In May of 1915, whilst the Germans were digging trenches just outside of the town of Berry-au-Bac, a German soldier- his name and rank unknown- discovered a substantial amount of Roman ruins as he and his men were cutting deeper into the earth. His letter, in which he recounted his finds and their historical context, is provided in English here;
“Our position here follows in the main important ancient road from Laon to Reims. This road is supposed to date from Roman times. We have cut through and undermined it at many points in order to prepare trenches or shelters. The massive blocks which were thereby struck far below the surface seem to confirm our supposition. Moreover, the neighbourhood is not uninteresting in other aspects. Exactly in our section Caesar fought his battle with the Belgians (B.G. 2.1-15), though of course facing the opposite direction. The crossing (of the river Aisne) took place at Berry-au-Bac or Pontavert, both being places heavily bombarded by us. And it gave me really immense pleasure to read Caesar: Palut erat non magna inter nostrum atque hostium exercitum (ch. 9). If we had looked up Caesar back in the autumn we would perhaps have been ,ore sensible in planning our first-line and communicating trenches, which have all been flooded since Christmas by the brook Miette.”

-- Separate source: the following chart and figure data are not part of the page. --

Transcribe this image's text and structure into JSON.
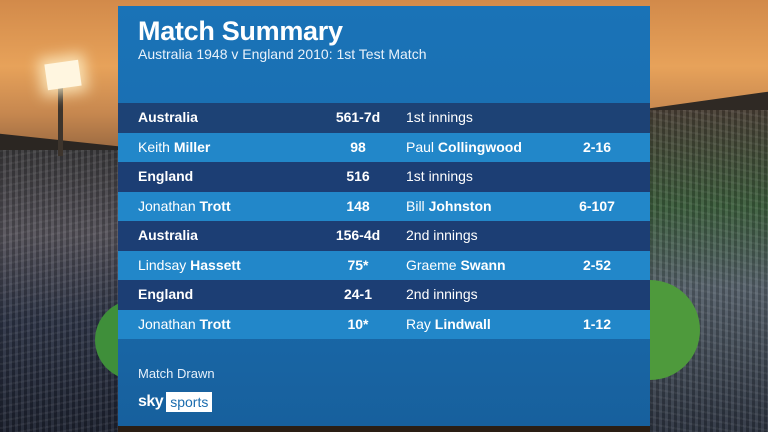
{
  "title": "Match Summary",
  "subtitle": "Australia 1948 v England 2010:  1st Test Match",
  "rows": [
    {
      "type": "team",
      "name": "Australia",
      "score": "561-7d",
      "innings": "1st innings",
      "figures": ""
    },
    {
      "type": "player",
      "first": "Keith",
      "last": "Miller",
      "score": "98",
      "bowler_first": "Paul",
      "bowler_last": "Collingwood",
      "figures": "2-16"
    },
    {
      "type": "team",
      "name": "England",
      "score": "516",
      "innings": "1st innings",
      "figures": ""
    },
    {
      "type": "player",
      "first": "Jonathan",
      "last": "Trott",
      "score": "148",
      "bowler_first": "Bill",
      "bowler_last": "Johnston",
      "figures": "6-107"
    },
    {
      "type": "team",
      "name": "Australia",
      "score": "156-4d",
      "innings": "2nd innings",
      "figures": ""
    },
    {
      "type": "player",
      "first": "Lindsay",
      "last": "Hassett",
      "score": "75*",
      "bowler_first": "Graeme",
      "bowler_last": "Swann",
      "figures": "2-52"
    },
    {
      "type": "team",
      "name": "England",
      "score": "24-1",
      "innings": "2nd innings",
      "figures": ""
    },
    {
      "type": "player",
      "first": "Jonathan",
      "last": "Trott",
      "score": "10*",
      "bowler_first": "Ray",
      "bowler_last": "Lindwall",
      "figures": "1-12"
    }
  ],
  "result": "Match Drawn",
  "logo": {
    "sky": "sky",
    "sports": "sports"
  },
  "colors": {
    "panel": "#1a6cae",
    "team_row": "#1c3e74",
    "player_row": "#2287c9"
  }
}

In 57 B.C., in the midst of his Conquest of Gaul (58 to 50 B.C), Caesar battled the Belgae tribe. Arriving in along the Belgic frontier in the territory of Remi where he was based in the town of Durocortorum (modern day Reims). Upon word that the Belgae were marching against him, Caesar quickly made for the Aisne river, setting up camp close to the river’s right bank. He defended the nearby bridge with a praesidium on the right bank, and a camp of six cohorts to the left. Meanwhile, the Belgae set up camp about two miles away- the two armies being separated by a marsh.
The Roman road that the soldier mentions known today as the D1044 -Avenue du Général de Gualle and Rue du Colenel Vergezac that runs through Berry-au-Bac from Laon to Reims.
Detail of 1918 trench map showing Ceasar's Camp along German lines (Ordnance Survey 1918).